Er wiederholt diese Beobachtungen am 4. August 2006 in einem Interview mit der BBC: "Wenn wir uns ansehen, was weltweit geschieht, dann besteht ein immer größerer Energiebedarf, vor allem in den Entwicklungsländern, insbesondere in Indien und China, und gleichzeitig steigt das Kohlendioxid sehr schnell an, und es ist klar, dass wir, wenn wir das Kohlendioxid nicht kontrollieren können, in 50 Jahren auf ein gefährliches Niveau des potenziellen Klimawandels stoßen werden."

In den vergangenen Jahren hat sich an der Gültigkeit dieser Beobachtungen nur wenig, aber dafür Gravierendes geändert. Der weltweite Ausstoß unterschiedlicher Treibhausgase hat sich nicht verringert und wird in den kommenden Jahren wahrscheinlich nicht entscheidend abnehmen. Der globale Appetit auf Energie ebenso wenig. Dagegen ist der Abstand zum Zeitpunkt, in der sich die Erderwärmung einem gefährlichen Niveau nähert, geschrumpft. Angesichts dieser Entwicklungen ist die eigentliche politische Herausforderung des globalen Klimawandels nicht nur Klimaschutz, also Minderung der Treibhausgase, sondern vor allem Gesellschaftsschutz, also Anpassung.

Ausgangspunkte

(1) Die katastrophalen Folgen des Hurrikans Katrina für die Stadt New Orleans (im August 2015) und die umliegenden amerikanischen Staaten oder des Hurrikans Maria für die Insel Puerto Rico (im September 2017) sind ein Paradebeispiel für eine verfehlte Klimapolitik. Allerdings liegt der Fehler nicht deshalb bei der Regierungen Bush oder Trump, weil sie sich weigerten, dem Kioto-Protokoll beizutreten oder dem Pariser Abkommen weiter zuzustimmen.

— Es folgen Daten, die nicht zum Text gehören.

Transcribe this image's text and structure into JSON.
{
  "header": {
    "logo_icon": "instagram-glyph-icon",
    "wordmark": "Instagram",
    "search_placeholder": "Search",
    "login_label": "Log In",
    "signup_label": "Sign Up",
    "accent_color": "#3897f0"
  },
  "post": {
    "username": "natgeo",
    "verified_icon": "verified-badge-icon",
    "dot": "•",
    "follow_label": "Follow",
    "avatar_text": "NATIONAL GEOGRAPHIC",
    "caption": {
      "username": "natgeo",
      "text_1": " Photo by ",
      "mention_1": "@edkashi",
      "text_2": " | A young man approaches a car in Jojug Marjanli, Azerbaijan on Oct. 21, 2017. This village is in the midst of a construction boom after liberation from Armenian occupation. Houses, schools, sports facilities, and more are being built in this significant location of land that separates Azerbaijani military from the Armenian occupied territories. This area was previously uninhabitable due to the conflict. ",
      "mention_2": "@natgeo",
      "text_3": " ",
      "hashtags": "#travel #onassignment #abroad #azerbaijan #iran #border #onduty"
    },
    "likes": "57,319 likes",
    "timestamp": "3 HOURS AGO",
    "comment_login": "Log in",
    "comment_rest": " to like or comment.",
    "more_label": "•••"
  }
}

(2) Stattdessen sollten Klimawissenschafter gefragt werden, wann wir Verbesserungen zu sehen bekämen, wenn die Vereinigten Staaten, aber auch China, Russland und Indien, ihren Ausstoß an Treibhausgasen drastisch reduzieren würden. Würden dann die Folgen von Hurrikanen wie Maria weniger gravierend sein, und wie groß würden diese geringeren Schäden ausfallen?

Noch wichtiger für unsere Gesellschaften ist es aber, zu fragen, wie wir uns in den kommenden Jahrzehnten vor Wetterphänomenen wie dem Hurrikan Maria, Hitzewellen, Überschwemmungen, starke Schneefälle und anderen Wetterextremen schützen könnten und wie eine Klimaforschung und Klimapolitik aussehen müsste, die genau das zum Ziel habe.

Die Alternative zur vorherrschenden Klimapolitik des Klimaschutzes heißt Anpassung. Die Natur ist träge. Die bisher diskutierten und politisch durchsetzbaren Formen der moderaten Mäßigung von Treibhausgasen beeinflussen den Klimawandel kaum, auch wenn Gegenteiliges behauptet wird. Die für einen Stopp der Verschärfung des Klimawandels notwendige Reduktion des globalen Ausstoßes von Treibhausgasen beläuft sich auf etwa 70 bis 80 Prozent oder mehr. Wie man eine solche Reduktion erreichen will, ohne dass man die Hoffnungen und Erwartungen von mehr als achtzig Prozent der Weltbevölkerung ignoriert, wird kaum diskutiert. Der Grad der Belastbarkeit und die Sicherheit schwacher Länder und Bevölkerungen werden bei weiterhin steigenden CO2-Werten eine immer größere Rolle spielen.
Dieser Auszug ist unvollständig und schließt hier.